Nonparametric spectral density estimation using interactive mechanisms under local differential privacy
Cristina Butucea, Karolina Klockmann, Tatyana Krivobokova
TL;DR
This work tackles nonparametric spectral density estimation for centered stationary Gaussian time series under $\alpha$-local differential privacy. It introduces sequentially interactive privacy mechanisms that leverage past privatized data to improve information flow, achieving faster rates for estimating a single covariance coefficient, a fixed-frequency spectral density, and the full spectrum over Hölder and Sobolev classes. Key results show that interactive mechanisms yield rates scaling with $n$ and $\alpha$ as $(n\alpha^2)^{-1}$ (pointwise $\sigma_j$) and $(n\alpha^2)^{-{2s}/{(2s+1)}}$ or $(n\alpha^2)^{-{2s}/{(2s+2)}}$ for spectral densities, while non-interactive methods remain limited to $(n\alpha^4)$-type rates; a lower bound confirms optimality of the noninteractive rate for certain targets. The paper also develops a new information-theoretic inequality for dependent data under privacy and constructs a bona-fide locally private covariance estimator via a Toeplitz-structure approach, highlighting the practical impact for private covariance analysis in time-series settings.
Abstract
We address the problem of nonparametric estimation of the spectral density for a centered stationary Gaussian time series under local differential privacy constraints.
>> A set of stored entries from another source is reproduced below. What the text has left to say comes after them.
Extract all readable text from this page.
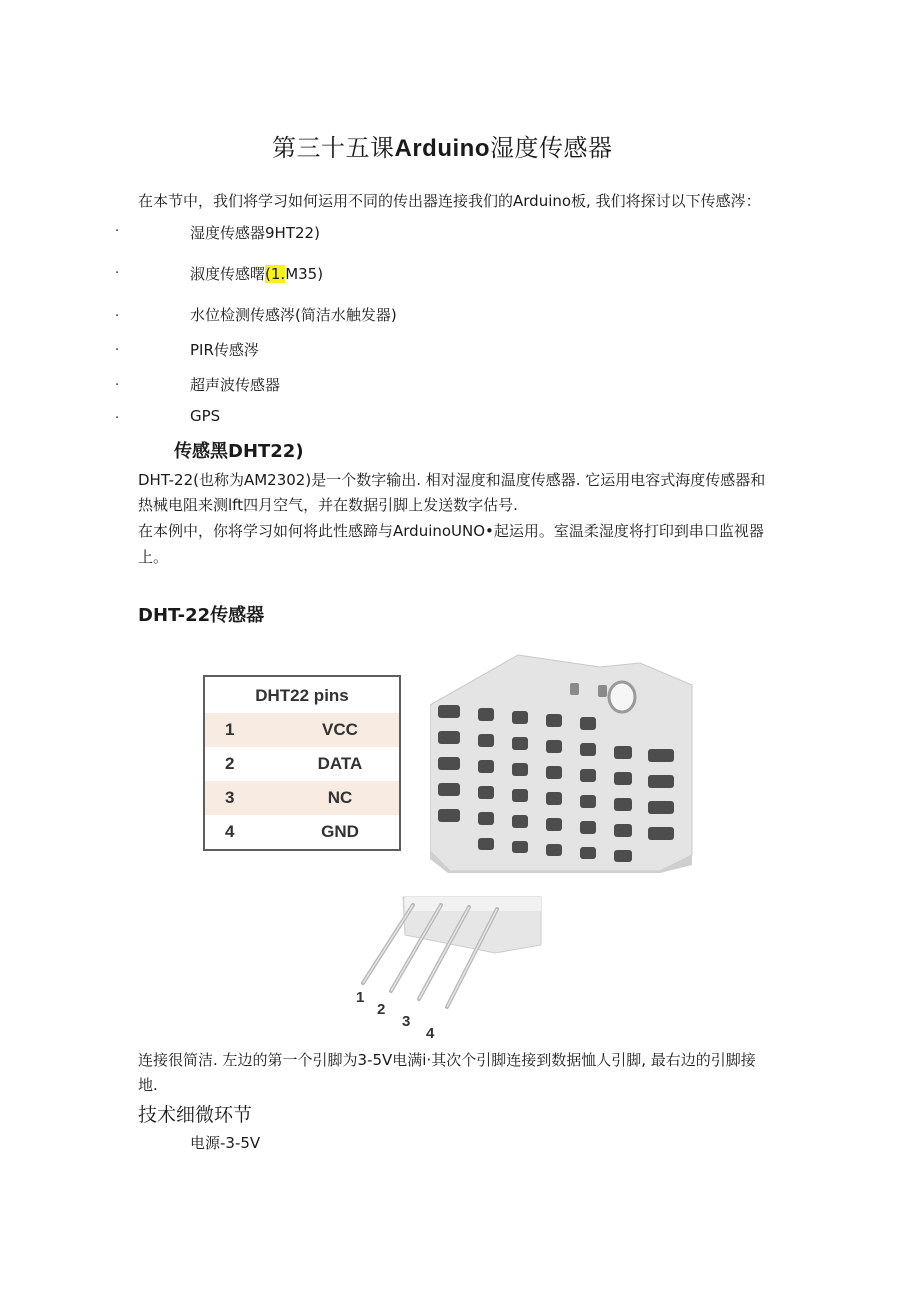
第三十五课Arduino湿度传感器
在本节中，我们将学习如何运用不同的传出器连接我们的Arduino板, 我们将探讨以下传感涔：
·	湿度传感器9HT22)
·	淑度传感曙(1.M35)
·	水位检测传感涔(简洁水触发器)
·	PIR传感涔
·	超声波传感器
·	GPS
传感黑DHT22)
DHT-22(也称为AM2302)是一个数字输出. 相对湿度和温度传感器. 它运用电容式海度传感器和
热械电阻来测lft四月空气，并在数据引脚上发送数字估号.
在本例中，你将学习如何将此性感蹄与ArduinoUNO•起运用。室温柔湿度将打印到串口监视器
上。
DHT-22传感器
DHT22 pins
1	VCC
2	DATA
3	NC
4	GND
1
2
3
4
连接很简洁. 左边的第一个引脚为3-5V电满i·其次个引脚连接到数据恤人引脚, 最右边的引脚接
地.
技术细微环节
电源-3-5V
Specifically, we propose new interactive privacy mechanisms for three tasks: estimating a single covariance coefficient, estimating the spectral density at a fixed frequency, and estimating the entire spectral density function. Our approach achieves faster rates through a two-stage process: we apply first the Laplace mechanism to the truncated value and then use the former privatized sample to gain knowledge on the dependence mechanism in the time series. For spectral densities belonging to Hölder and Sobolev smoothness classes, we demonstrate that our estimators improve upon the non-interactive mechanism of Kroll (2024) for small privacy parameter $α$, since the pointwise rates depend on $nα^2$ instead of $nα^4$. Moreover, we show that the rate $(nα^4)^{-1}$ is optimal for estimating a covariance coefficient with non-interactive mechanisms. However, the $L_2$ rate of our interactive estimator is slower than the pointwise rate. We show how to use these estimators to provide a bona-fide locally differentially private covariance matrix estimator.